Can ETFs recoup his stock losses?

At 28, Isaac Arnold makes good money as a flight paramedic. After watching several junior resource stocks in his portfolio crash, he’s ready to switch to a mostly indexed portfolio of ETFs.

Photograph by Jennifer Roberts

Photograph by Jennifer Roberts

As a young paramedic making almost six figures, Isaac Arnold is relying less on his financial adviser, and making his own investment decisions as he tries to lower his costs. He bought a home two years ago and is paying off two investment properties. For his portfolio, he’s intrigued by the Couch Potato concept but he’s still hanging on to a collection of mutual funds and Canadian junior resource stocks in hopes they will recover from steep losses. He’s down 20% across both his registered and taxable accounts. “Should I sell and take the loss or mould the rest of a diversified portfolio around my current losers?”

The fees Isaac is paying for his investments are not the key problem. The primary issue is that Isaac is not appropriately diversified, says Tyler Mordy, president and co-CIO of Hahn Investment Stewards & Co. “He has huge concentration risk in the resources sector and zero emerging market exposure: many of the usual suspects. That makes his portfolio vulnerable to large losses.”

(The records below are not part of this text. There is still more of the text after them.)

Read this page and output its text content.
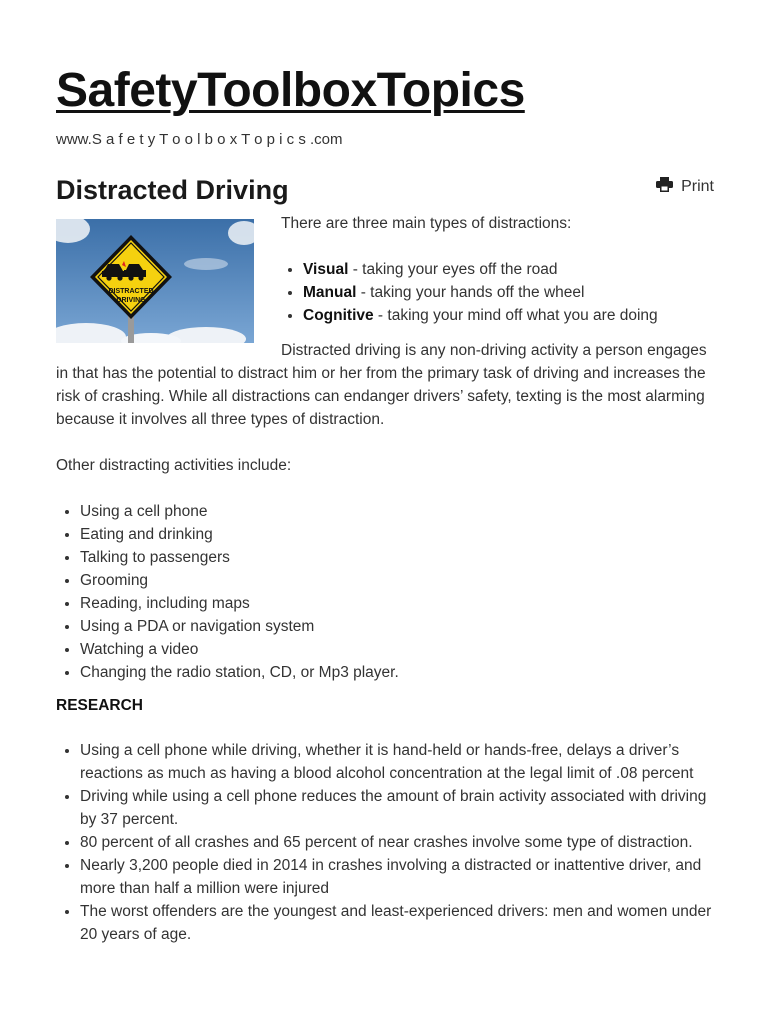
SafetyToolboxTopics
www.S a f e t y T o o l b o x T o p i c s .com
Distracted Driving	Print
DISTRACTED
DRIVING

There are three main types of distractions:

• Visual - taking your eyes off the road
• Manual - taking your hands off the wheel
• Cognitive - taking your mind off what you are doing

Distracted driving is any non-driving activity a person engages in that has the potential to distract him or her from the primary task of driving and increases the risk of crashing. While all distractions can endanger drivers’ safety, texting is the most alarming because it involves all three types of distraction.

Other distracting activities include:

• Using a cell phone
• Eating and drinking
• Talking to passengers
• Grooming
• Reading, including maps
• Using a PDA or navigation system
• Watching a video
• Changing the radio station, CD, or Mp3 player.
RESEARCH
• Using a cell phone while driving, whether it is hand-held or hands-free, delays a driver’s reactions as much as having a blood alcohol concentration at the legal limit of .08 percent
• Driving while using a cell phone reduces the amount of brain activity associated with driving by 37 percent.
• 80 percent of all crashes and 65 percent of near crashes involve some type of distraction.
• Nearly 3,200 people died in 2014 in crashes involving a distracted or inattentive driver, and more than half a million were injured
• The worst offenders are the youngest and least-experienced drivers: men and women under 20 years of age.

Isaac’s question about building a portfolio around current losers is a classic behavioural trap, summed up by the common fallacy that “it’s not a loss unless I sell it.” In fact, your purchase price is irrelevant to today’s market price and related fundamentals, Mordy says: “It’s much better to build a portfolio around today’s outlook.”

Given his long time horizon, the best course of action for Isaac is to build a good, long-term strategic base with broad asset class exposure. This is most effectively accomplished with low-cost exchange-traded funds (ETFs).

Mordy’s suggestion is to keep things simple: just four ETFs. The overall asset mix is an aggressive 80% equity and 20% bonds, but there’s much more global exposure than before. Once Mordy’s suggestions are implemented, Canadian stocks will make up only 10%.

“Over time, whether Isaac decides to stay with a passive approach or graduate to a discretionary service, which may include tactical downside protection and additional diversification, these ETFs will be key building blocks for any future portfolio,” Mordy concludes.